La espiritualidad de la Iglesia Oriental

Descubre la espiritualidad de la Iglesia oriental mediante sus elementos centrales: los Iconos y el Hesicasmo o contemplación que busca la unión con Dios.


Hay dos elementos a subrayar en la espiritualidad de la Iglesia oriental de estos siglos: el hesicasmo y los iconos. Ambos perduran en la actualidad.

¿Qué es el Hesicasmo?

Se trata de una escuela o movimiento espiritual que busca ayudar a la persona a dedicarse por completo a la contemplación de Dios y a la unión con Él. Para conseguirlo, el hesicasta repite continuamente, a modo de letanía, la oración del corazón: «Señor Jesús, ten piedad de mí que soy un pobre pecador», que se basa en la oración del publicano en el Templo (cf. Lc 18,13). El hesicasta ha de repetirla hasta que fluya espontáneamente en su interior.

Su objetivo es alcanzar la quietud (hesychia):

  • tanto exterior: retirándose al desierto o a un monasterio,
  • como interior: mediante la impasibilidad (apatheia).

Se adquiere la serenidad cuando los deseos materiales no inquietan el interior de la persona. También es muy importante tener una constante atención en Dios (nepsis), que se consigue cuando se controlan los pensamientos que surgen en la mente. Quien, con ayuda de la gracia divina, logra hacer esto, alcanza la divinización, es decir, su persona es verdadero templo de Dios (cf. 1Cor 3,16; 6,19) y participa de la vida divina que inunda su interior.
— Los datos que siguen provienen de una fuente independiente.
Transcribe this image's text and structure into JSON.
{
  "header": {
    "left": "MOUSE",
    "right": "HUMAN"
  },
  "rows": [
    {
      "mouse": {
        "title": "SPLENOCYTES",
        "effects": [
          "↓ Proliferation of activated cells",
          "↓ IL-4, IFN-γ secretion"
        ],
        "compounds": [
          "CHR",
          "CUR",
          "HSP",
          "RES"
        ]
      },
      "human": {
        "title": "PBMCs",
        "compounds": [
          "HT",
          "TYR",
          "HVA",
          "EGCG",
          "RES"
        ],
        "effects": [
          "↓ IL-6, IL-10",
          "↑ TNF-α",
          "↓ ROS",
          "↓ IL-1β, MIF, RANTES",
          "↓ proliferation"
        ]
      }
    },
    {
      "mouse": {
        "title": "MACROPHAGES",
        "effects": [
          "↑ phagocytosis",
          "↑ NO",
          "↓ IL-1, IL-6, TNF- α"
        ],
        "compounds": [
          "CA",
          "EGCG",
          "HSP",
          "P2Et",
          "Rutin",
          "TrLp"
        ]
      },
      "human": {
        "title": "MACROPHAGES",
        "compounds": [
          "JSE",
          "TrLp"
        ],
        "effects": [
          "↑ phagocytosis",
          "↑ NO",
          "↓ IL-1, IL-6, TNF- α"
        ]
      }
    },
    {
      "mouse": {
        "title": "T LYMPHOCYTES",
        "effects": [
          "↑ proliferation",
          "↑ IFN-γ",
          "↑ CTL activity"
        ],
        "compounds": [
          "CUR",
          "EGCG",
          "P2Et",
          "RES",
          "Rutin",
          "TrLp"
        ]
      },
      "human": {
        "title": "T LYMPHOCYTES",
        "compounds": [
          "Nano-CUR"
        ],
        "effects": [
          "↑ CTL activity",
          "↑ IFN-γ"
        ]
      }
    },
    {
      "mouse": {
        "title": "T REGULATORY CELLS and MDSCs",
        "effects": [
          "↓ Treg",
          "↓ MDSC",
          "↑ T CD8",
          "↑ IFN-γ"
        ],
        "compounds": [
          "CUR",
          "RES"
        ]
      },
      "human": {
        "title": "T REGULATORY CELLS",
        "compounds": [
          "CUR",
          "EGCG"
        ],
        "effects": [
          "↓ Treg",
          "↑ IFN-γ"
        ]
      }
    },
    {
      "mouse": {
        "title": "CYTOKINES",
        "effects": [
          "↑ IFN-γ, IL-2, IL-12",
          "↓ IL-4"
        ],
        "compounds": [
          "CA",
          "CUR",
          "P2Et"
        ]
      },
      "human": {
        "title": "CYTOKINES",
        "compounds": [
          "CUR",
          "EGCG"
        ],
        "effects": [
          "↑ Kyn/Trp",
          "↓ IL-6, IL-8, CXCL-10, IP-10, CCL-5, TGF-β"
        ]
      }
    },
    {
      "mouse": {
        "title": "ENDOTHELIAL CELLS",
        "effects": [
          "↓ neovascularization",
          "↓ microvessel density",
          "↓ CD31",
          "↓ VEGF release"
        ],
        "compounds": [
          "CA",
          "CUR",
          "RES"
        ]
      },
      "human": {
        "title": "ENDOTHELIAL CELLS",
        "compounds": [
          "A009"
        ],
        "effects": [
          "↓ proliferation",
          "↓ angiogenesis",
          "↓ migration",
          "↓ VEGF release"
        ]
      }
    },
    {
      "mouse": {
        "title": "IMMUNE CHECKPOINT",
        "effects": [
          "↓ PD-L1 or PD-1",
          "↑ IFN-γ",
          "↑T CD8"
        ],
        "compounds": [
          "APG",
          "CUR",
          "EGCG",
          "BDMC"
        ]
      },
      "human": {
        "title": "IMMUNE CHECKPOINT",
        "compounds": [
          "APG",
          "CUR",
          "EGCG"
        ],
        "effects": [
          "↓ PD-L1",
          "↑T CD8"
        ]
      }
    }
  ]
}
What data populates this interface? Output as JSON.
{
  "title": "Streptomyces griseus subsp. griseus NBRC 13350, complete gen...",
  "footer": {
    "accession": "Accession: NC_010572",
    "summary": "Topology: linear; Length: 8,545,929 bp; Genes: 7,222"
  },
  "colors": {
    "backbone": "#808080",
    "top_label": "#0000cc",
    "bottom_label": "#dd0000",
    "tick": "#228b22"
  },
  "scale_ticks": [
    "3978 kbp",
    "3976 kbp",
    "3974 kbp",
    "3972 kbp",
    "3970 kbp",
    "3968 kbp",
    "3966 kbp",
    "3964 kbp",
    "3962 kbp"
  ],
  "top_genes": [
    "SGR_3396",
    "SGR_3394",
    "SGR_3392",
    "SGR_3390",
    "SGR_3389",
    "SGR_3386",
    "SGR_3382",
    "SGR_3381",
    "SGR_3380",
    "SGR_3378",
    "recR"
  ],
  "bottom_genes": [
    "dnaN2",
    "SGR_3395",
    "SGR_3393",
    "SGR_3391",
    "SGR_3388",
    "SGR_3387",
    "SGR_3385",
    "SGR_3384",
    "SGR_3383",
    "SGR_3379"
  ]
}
El hesicasmo fue ideado y practicado por los monjes del desierto egipcio en el siglo IV, y de ahí se difundió por todo Oriente, estando especialmente presente en los monasterios del Monte Sinaí (este de Egipto) y del Monte Athos (Grecia). Tras caer el Imperio de Bizancio en 1453, este modo de oración se arraigó en la Iglesia rusa.

¿Qué son los iconos de la Iglesia Ortodoxa?

Icono significa «imagen». El arte de los iconos trata de representar la imagen de Cristo, María o un santo, siguiendo unas técnicas muy determinadas. Su espiritualidad se basa en que todos emitimos una luz espiritual dependiendo de nuestro grado de santidad: cuanto más santos somos, más luz espiritual emitimos. En la Transfiguración (cf. Lc 9,28-36), el Señor transformó su luz espiritual en luz física, por eso su persona resplandecía. Pues bien, los iconos muestran simbólicamente la «luz espiritual» de aquel a quien representan.

La luz espiritual es lo que sentimos cuando estamos junto a una buena persona: aunque no hablemos con ella, notamos interiormente que nos transmite una cierta sensación de paz y amor. Así, al contemplar con fe un icono, percibimos la luz espiritual de quien está representado en él. Los iconos tienen el fondo dorado para mostrar físicamente, en cierto modo, esa luz espiritual.

¿Por qué surge la querella iconoclasta?

El inicio del arte de los iconos se sitúa en torno al siglo VI en Bizancio. En su origen era un arte monástico. El pintor de iconos que no seguía estrictamente las técnicas prefijadas cometía una ofensa contra Dios. Asimismo, estaba prohibido el comercio de iconos.

Por influencia de los musulmanes, en el Imperio Bizantino se originó el iconoclasmo: una corriente herética cristiana que rechazaba tajantemente el culto a los iconos. Los monjes se opusieron frontalmente a esta corriente, lo que desembocó en un largo conflicto político de más de cien años (730-842) al que se conoce como crisis iconoclasta.

En este conflicto destacó san Juan Damasceno (ca. 675-749). Este autor defendió la fe cristiana y el culto a los iconos en Damasco, cuando esta ciudad ya era musulmana. En su lucha contra los iconoclastas desarrolló una magnífica teología acerca de la contemplación de Dios en sus representaciones artísticas. Dice:

«En otros tiempos Dios no había sido representado nunca en una imagen, al ser incorpóreo y no tener rostro. Pero dado que ahora Dios ha sido visto en la carne y ha vivido entre los hombres, yo represento lo que es visible en Dios.

Yo no venero la materia, sino al Creador de la materia, que se hizo materia por mí y se dignó habitar en la materia y realizar mi salvación a través de la materia. Por ello, nunca cesaré de venerar la materia a través de la cual me ha llegado la salvación» (Contra los calumniadores de las imágenes, I, 16).

Tras la derrota del iconoclasmo, el Concilio IV de Constantinopla (869-870) afirmó lo siguiente: «Lo que el Evangelio nos dice a través de la palabra, el icono nos lo anuncia a través de los colores y nos lo hace presente».